Leading all colors to Big Blue
From his Raleigh office, Bill Lawrence travels to cities such as Boston, Denver and Albuquerque, N.M., to recruit graduating minority college students for positions at IBM. As manager of the 11-year-old companywide Project View program, Lawrence attends career fairs, visits college campuses and talks to industry groups to encourage black, Native American, Asian, Hispanic and female students to apply for jobs.
The program is part of IBM’s effort to put together a work force that looks like the population of the marketplace, Lawrence said. Students are invited to spend a day and a half in hotels around the country to meet IBM managers who could hire them and give them chances to advance within the company, Lawrence said. “Our goal is to hire as many talented people that we can have,” Lawrence said. “We’re a worldwide company. We have a global customer set. A diversity of individuals provides a diversity of ideas.” Hopefully, more companies will adopt the same philosophy, particularly toward Latino Americans, said Fernando Rodriguez, a 46-year-old laboratory director at the Chapel Hill Fertility Center. He named a small number of high-ranking Latino professionals, such as Dr. Nolo Martinez, director of Hispanic/Latino affairs for Gov. Jim Hunt, but said it may be some time before a large number can break into executive levels. “Every time that a new wave of immigrants comes in a new place, I think they have to start from the bottom,” said Rodriguez, who supervises technicians and nurses in fertility research. “The professionals who come hired by big companies, they’re probably not going to start at the bottom.

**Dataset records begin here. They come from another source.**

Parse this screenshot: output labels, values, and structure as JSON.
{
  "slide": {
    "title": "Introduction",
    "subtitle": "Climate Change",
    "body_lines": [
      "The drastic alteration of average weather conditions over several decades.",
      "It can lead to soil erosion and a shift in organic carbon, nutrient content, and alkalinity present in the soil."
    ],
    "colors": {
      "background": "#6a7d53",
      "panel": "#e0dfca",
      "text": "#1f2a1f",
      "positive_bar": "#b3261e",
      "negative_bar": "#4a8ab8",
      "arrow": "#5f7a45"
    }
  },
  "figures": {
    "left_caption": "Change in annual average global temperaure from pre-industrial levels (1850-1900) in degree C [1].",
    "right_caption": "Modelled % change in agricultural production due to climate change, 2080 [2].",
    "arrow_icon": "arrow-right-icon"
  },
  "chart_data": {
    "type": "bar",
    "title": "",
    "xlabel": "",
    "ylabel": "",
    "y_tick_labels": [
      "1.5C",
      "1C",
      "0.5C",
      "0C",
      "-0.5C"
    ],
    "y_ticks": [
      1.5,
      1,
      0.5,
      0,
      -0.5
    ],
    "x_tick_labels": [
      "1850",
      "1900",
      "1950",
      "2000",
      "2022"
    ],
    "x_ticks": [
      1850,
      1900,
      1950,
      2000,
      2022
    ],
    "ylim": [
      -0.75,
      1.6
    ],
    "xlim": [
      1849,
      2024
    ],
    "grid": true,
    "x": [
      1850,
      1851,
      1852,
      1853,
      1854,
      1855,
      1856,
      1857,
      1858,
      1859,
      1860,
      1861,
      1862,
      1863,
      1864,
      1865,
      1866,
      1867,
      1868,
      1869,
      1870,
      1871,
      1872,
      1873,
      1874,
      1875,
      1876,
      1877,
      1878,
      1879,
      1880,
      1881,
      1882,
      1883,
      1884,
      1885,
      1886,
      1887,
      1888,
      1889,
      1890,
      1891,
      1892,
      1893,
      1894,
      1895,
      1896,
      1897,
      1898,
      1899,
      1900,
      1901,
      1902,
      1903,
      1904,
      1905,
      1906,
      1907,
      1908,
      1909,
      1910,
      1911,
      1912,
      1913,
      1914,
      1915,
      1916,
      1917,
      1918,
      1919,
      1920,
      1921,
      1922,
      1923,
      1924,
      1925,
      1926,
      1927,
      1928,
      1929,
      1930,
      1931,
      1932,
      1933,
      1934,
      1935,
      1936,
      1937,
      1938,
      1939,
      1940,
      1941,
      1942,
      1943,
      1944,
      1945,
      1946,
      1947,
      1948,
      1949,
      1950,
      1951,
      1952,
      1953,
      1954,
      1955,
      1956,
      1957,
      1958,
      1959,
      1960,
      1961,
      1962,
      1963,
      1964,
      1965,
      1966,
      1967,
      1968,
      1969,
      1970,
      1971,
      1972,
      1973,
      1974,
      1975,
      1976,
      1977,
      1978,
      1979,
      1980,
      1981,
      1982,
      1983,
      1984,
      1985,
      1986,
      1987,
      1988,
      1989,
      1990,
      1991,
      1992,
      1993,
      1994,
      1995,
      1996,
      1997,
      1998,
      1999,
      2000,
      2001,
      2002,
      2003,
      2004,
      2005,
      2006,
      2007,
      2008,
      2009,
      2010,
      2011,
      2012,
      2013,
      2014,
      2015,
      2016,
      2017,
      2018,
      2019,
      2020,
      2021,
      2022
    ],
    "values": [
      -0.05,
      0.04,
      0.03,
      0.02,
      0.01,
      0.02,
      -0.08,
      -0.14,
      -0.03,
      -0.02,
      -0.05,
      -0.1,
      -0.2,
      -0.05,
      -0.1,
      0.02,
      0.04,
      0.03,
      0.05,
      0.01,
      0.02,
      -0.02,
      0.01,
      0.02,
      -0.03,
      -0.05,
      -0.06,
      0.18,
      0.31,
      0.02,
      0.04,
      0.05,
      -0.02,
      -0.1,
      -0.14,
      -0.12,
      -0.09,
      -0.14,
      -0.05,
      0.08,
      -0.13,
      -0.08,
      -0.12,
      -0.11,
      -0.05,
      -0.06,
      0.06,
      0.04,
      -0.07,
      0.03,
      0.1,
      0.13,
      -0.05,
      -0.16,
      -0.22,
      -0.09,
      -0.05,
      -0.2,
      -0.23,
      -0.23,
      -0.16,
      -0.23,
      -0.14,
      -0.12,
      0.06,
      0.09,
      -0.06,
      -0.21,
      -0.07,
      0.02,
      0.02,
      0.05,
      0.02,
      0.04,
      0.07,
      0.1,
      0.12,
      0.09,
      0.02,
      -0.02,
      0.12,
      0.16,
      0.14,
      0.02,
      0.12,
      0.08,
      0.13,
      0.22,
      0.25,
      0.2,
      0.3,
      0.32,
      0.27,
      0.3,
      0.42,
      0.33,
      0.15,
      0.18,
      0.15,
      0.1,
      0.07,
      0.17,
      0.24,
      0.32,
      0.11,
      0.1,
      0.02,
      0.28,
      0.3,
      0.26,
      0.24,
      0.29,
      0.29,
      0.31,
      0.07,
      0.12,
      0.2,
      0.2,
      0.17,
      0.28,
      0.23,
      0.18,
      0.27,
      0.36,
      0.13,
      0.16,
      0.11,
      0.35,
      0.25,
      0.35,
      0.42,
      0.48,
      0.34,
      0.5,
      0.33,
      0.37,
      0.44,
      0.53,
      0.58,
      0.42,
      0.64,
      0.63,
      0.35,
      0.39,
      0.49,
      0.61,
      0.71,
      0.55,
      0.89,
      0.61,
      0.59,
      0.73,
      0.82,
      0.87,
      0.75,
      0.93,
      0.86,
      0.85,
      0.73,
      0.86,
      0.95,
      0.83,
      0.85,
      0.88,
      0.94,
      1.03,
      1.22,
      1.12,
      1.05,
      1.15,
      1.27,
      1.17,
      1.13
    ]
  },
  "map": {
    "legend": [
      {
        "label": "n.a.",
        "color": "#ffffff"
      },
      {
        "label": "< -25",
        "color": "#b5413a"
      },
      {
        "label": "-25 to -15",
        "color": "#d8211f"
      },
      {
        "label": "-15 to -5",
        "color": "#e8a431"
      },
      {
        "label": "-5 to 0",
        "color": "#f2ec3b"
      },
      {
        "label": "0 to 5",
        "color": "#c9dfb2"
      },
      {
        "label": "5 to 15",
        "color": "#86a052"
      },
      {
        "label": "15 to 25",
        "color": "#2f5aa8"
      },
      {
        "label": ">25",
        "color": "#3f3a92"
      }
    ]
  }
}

It’s not the same for people who work on farms or in factories. It’s a big difference between those two sectors of the population.” Last year, Rodriguez founded the NC Society of Hispanic Professionals, a group that has grown to 40 educators, engineers, professors and other professionals who focus on improving education for Hispanic children. Education and skill-building are critical to preparing Latino men and women for better jobs, Rodriguez said. Rodriguez, who was born in El Paso, Texas, grew up in Mexico and moved back to Texas when he was 18 without knowing any English and without a formal education. He enrolled in high school, eventually earned a bachelor’s degree and in 1988 got a Ph.D. from New Mexico State University.
Years later, in 1992, he received an invitation to move to Chapel Hill from the medical director of the fertility center. Rodriguez said he now visits classes of children learning to speak English to tell them of his experiences and how they will be able to succeed in the workplace. “I’ve been prepared for opportunities,” Rodriguez said. “I just try to play the chess game, five moves ahead. I tell [children] their reality was my reality 30 years ago. I’m sure they can do it. This country is full of opportunities. “English is a problem. I struggled with the language, and I was able to educate myself. I still keep my Spanish fluent. I’m not afraid to say I’m a Mexican American or a Latino.”